Brandau: Spätestens mit dem Anpfiff des Eröffnungsspiels schlägt wieder die Stunde der Wettprofis, die beispielsweise mit Fußball-Zertifikaten auf den Titelgewinn eines der Teilnehmerländer spekulieren. Allerdings dienen Fußball-Zertifikate keinesfalls dem Vermögensaufbau oder der Altersvorsorge. Auch wenn Millionen Fußballfans und Anleger beim größten Sportereignis der Welt mitfiebern, so muss jedem auch klar sein, dass Sportwetten-Zertifikate keine sinnvolle Bereicherung in der klassischen Finanzanlage sind.

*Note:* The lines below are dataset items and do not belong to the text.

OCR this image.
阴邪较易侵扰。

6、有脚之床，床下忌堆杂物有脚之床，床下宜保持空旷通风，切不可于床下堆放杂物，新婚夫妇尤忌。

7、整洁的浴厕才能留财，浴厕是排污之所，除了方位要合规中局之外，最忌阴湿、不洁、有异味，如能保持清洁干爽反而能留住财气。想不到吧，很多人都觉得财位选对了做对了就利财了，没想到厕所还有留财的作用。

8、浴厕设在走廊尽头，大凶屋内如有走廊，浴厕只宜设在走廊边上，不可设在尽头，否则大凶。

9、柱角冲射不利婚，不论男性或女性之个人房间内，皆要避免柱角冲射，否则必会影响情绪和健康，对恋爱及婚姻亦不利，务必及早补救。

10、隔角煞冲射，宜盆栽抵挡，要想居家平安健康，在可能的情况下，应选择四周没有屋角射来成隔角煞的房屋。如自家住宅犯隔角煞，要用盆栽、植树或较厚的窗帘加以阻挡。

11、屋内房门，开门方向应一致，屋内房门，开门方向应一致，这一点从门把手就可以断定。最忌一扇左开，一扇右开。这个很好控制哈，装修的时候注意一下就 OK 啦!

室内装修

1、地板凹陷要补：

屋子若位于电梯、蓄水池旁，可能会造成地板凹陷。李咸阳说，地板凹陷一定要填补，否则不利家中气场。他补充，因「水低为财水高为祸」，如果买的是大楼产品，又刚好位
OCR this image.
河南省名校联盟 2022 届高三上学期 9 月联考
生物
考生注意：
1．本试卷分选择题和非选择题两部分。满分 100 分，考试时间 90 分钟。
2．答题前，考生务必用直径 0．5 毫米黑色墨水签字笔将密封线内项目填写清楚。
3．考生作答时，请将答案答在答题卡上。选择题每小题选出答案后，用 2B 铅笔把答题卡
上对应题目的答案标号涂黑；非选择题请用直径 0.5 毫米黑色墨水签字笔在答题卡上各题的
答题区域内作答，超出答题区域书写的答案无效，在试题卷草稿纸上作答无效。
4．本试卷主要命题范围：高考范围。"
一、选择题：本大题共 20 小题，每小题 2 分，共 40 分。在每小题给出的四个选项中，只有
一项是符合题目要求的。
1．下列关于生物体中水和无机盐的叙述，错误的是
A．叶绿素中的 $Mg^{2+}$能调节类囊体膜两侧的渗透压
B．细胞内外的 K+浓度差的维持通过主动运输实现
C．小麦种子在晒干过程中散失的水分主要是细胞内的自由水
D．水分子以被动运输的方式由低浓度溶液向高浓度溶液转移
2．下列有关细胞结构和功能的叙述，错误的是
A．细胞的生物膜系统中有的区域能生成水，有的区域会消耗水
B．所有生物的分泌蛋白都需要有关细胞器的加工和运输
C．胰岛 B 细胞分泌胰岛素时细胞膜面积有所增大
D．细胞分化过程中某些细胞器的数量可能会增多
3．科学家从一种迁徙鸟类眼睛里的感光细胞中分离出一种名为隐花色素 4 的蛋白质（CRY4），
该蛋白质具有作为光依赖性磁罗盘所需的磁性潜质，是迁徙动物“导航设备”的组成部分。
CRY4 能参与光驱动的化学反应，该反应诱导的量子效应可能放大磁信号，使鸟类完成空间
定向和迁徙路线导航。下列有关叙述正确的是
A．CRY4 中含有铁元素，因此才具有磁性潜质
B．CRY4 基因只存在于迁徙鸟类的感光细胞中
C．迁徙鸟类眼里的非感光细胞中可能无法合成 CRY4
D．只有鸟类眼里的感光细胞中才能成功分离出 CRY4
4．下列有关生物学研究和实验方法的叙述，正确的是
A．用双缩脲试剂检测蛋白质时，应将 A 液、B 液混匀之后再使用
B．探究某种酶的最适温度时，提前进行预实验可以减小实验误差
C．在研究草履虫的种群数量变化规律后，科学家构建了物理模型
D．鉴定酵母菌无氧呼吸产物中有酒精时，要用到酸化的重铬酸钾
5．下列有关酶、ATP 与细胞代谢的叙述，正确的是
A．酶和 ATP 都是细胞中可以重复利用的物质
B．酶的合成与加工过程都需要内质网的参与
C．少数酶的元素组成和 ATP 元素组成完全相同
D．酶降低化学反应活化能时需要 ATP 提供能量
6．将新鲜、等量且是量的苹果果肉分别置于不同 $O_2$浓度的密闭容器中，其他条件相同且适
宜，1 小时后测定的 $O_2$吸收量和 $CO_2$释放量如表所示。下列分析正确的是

Mit seriöser Geldanlage haben diese Finanzprodukte trotz ihres Börsenlebens nichts zu tun.

finanzwelt: Abseits des Marktgeschehens, was bewegt Sie derzeit im Verband?

Brandau: Auf der einen Seite ist da natürlich das omnipräsente Thema der Regulierung. Nun ist die MiFID II-Richtlinie seit Januar in Kraft, aber es ist wohl nicht vermessen zu sagen, dass die Regulierungsflut damit nicht gestoppt ist. Allein schon die Umsetzung von MiFID II war für die gesamte Finanzbranche, vom Vertrieb über die Emittenten bis hin zu Dienstleistern, mit erheblicher Mehrarbeit verbunden. Nun wäre es wohl ganz angebracht, eine Beurteilung des Nutzens dieses Großregelwerks vorzunehmen. Inwieweit nutzen die Regularien dem Berater und Anleger? Kann überhaupt noch eine nutzenstiftende Beratungsleistung vorgenommen werden? Das gilt es sorgsam abzuwägen.